Because that for us is true luxury. We don’t need marble bathrooms or flatscreen TVs. We won’t be able to answer our emails or glance at Instagram because there is no wi-fi.
Instead we’ll spend time together as a family, play games, tell stories, explore our island and come back properly restored.
So while I might moan about packing antibiotics and industrial-strength mosquito-repellent instead of wafty kaftans and statement straw hats, none of us can wait for the adventure.
OUR FAMILY HOLIDAYS… Bear Grylls – who needs exotic isles when you’ve got Wales?
Bear Grylls pictured above said his favourite holiday destination is Wales
People often ask me about my favourite holiday destination, assuming it will be somewhere exotic. The truth is simpler: we head to Wales. The time spent there as a family each summer is always the highlight of our year.
It’s not necessarily your average holiday though. We live on a small island without mains electricity or water. But it’s the simplicity and remoteness that defines the experience.
There aren’t many forms of typical entertainment, so we have to make our own. We make indoor camps and stay up late to spot shooting stars. We build sandcastles and rope swings, and try to magnetise needles to make an improvised compass by floating them on a leaf in water. Best of all, we play touch tennis – like mini tennis but with a foam ball. Look it up. Our family play it all the time! These things aren’t expensive, but they buy the one thing that strengthens families the most: fun times together, actually making and doing things.

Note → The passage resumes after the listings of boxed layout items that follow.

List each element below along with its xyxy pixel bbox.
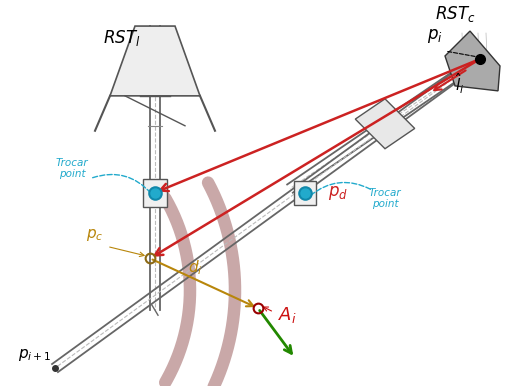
Text: Trocar
point: Trocar point — [56, 158, 88, 179]
Polygon shape — [355, 99, 415, 149]
Text: $RST_l$: $RST_l$ — [103, 28, 141, 48]
Text: $p_{i+1}$: $p_{i+1}$ — [18, 347, 51, 363]
Polygon shape — [110, 26, 200, 96]
Bar — [143, 179, 167, 207]
Text: Trocar
point: Trocar point — [369, 188, 401, 209]
Text: $\hat{l}_i$: $\hat{l}_i$ — [455, 71, 465, 96]
Bar — [294, 181, 316, 205]
Text: $d_i$: $d_i$ — [188, 258, 202, 277]
Text: $A_i$: $A_i$ — [278, 305, 297, 325]
Text: $RST_c$: $RST_c$ — [435, 4, 475, 24]
Text: $p_c$: $p_c$ — [86, 227, 104, 244]
Text: $p_d$: $p_d$ — [328, 184, 348, 201]
Polygon shape — [445, 31, 500, 91]
Text: $p_i$: $p_i$ — [427, 27, 443, 45]
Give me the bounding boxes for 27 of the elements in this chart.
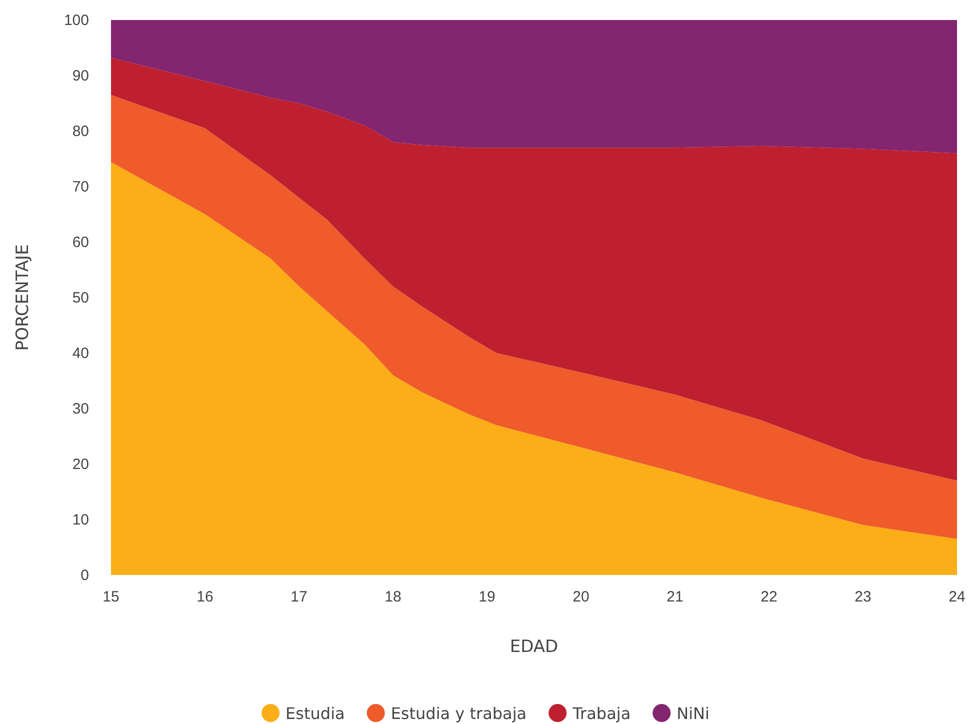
- legend-label: Estudia y trabaja: [390, 704, 527, 723]
- y-axis-title: PORCENTAJE: [13, 244, 33, 351]
- legend-label: Trabaja: [572, 704, 631, 723]
- y-tick-label: 60: [72, 234, 89, 251]
- x-axis-title: EDAD: [510, 637, 558, 657]
- y-tick-label: 30: [72, 400, 89, 418]
- legend-label: NiNi: [676, 704, 710, 723]
- x-tick-label: 22: [760, 588, 778, 606]
- y-tick-label: 50: [72, 289, 89, 306]
- y-tick-label: 0: [80, 566, 89, 584]
- x-tick-label: 18: [384, 588, 402, 606]
- x-tick-label: 23: [854, 588, 872, 606]
- x-tick-label: 16: [196, 588, 214, 606]
- x-tick-label: 21: [666, 588, 684, 606]
- y-tick-label: 70: [72, 178, 89, 196]
- y-tick-label: 10: [72, 511, 89, 528]
- y-tick-label: 40: [72, 344, 89, 362]
- y-tick-label: 90: [72, 67, 89, 84]
- y-tick-label: 20: [72, 456, 89, 473]
- x-tick-label: 20: [572, 588, 590, 606]
- x-tick-label: 15: [102, 588, 120, 606]
- x-tick-label: 24: [948, 588, 966, 606]
- y-tick-label: 80: [72, 122, 89, 140]
- x-tick-label: 17: [290, 588, 308, 606]
- legend-label: Estudia: [286, 704, 345, 723]
- x-tick-label: 19: [478, 588, 496, 606]
- y-tick-label: 100: [64, 12, 89, 29]
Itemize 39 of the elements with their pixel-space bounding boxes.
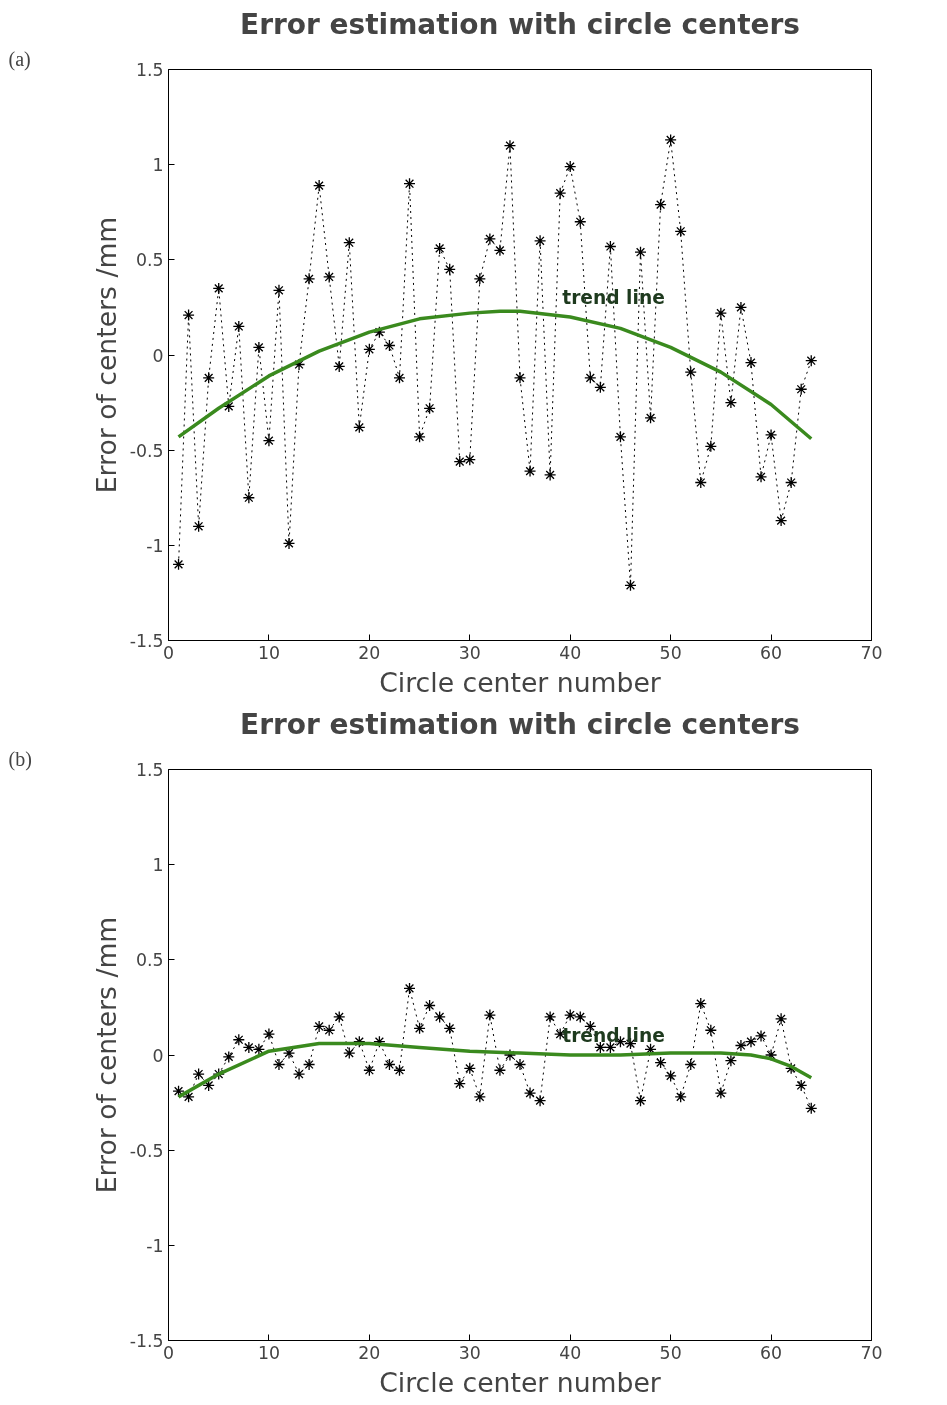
y-tick-label: 0.5 <box>135 950 164 971</box>
x-tick-label: 40 <box>559 642 582 663</box>
x-tick-label: 40 <box>559 1342 582 1363</box>
chart-title: Error estimation with circle centers <box>240 707 801 741</box>
y-tick-label: -0.5 <box>129 440 164 461</box>
x-tick-label: 50 <box>659 642 682 663</box>
y-tick-label: 1.5 <box>135 760 164 780</box>
y-axis-title: Error of centers /mm <box>90 916 122 1194</box>
y-axis-title: Error of centers /mm <box>90 216 122 494</box>
x-tick-label: 70 <box>860 642 883 663</box>
x-tick-label: 10 <box>257 1342 280 1363</box>
x-axis-title: Circle center number <box>379 1366 661 1398</box>
x-tick-label: 70 <box>860 1342 883 1363</box>
text: (a) <box>8 47 31 71</box>
y-tick-label: 1.5 <box>135 60 164 80</box>
x-tick-label: 20 <box>358 1342 381 1363</box>
y-tick-label: 0 <box>152 1045 164 1066</box>
y-tick-label: -1.5 <box>129 1331 164 1351</box>
x-tick-label: 50 <box>659 1342 682 1363</box>
line-series <box>176 309 813 441</box>
chart-title: Error estimation with circle centers <box>240 7 801 41</box>
y-tick-label: 1 <box>152 855 164 876</box>
x-tick-label: 30 <box>458 1342 481 1363</box>
y-tick-label: 1 <box>152 155 164 176</box>
x-tick-label: 30 <box>458 642 481 663</box>
y-tick-label: -0.5 <box>129 1140 164 1161</box>
text: (b) <box>8 747 32 771</box>
x-tick-label: 60 <box>760 1342 783 1363</box>
line-series <box>176 1041 813 1099</box>
y-tick-label: -1 <box>146 1235 164 1256</box>
x-tick-label: 60 <box>760 642 783 663</box>
x-axis-title: Circle center number <box>379 666 661 698</box>
y-tick-label: -1.5 <box>129 631 164 651</box>
y-tick-label: 0.5 <box>135 250 164 271</box>
x-tick-label: 20 <box>358 642 381 663</box>
annotation: trend line <box>562 286 665 308</box>
y-tick-label: -1 <box>146 535 164 556</box>
y-tick-label: 0 <box>152 345 164 366</box>
x-tick-label: 10 <box>257 642 280 663</box>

As we try to do our best to bring up balanced, calm, kind and curious children, it is often the simple things that work best. I really believe these are the type of improvised adventures that create the most powerful memories.
I have also learned that special times don’t have to wait until we’re on holiday. Shara and I have always made sure our three boys help out, whether assembling the roof rack, watering a flower bed, or refuelling the outboard engine to go mackerel fishing.
Friends who come and stay with us in Wales are often amazed how fast and confident the boys are at tying up ropes and using the dinghy to help bring supplies ashore. But they have become good and nimble around the water and the clifftops because they have grown up having to help. The best skills and attitudes are always learned through example.
Don’t get me wrong, our boys like a bit of screen time to play games but we try to limit that time. Generally, Shara and I have noticed that too much of it often leads to rows.
Let’s not think of summer as a chore to keep kids entertained. Instead, see it as a time to have fun. It is the silly stuff kids remember.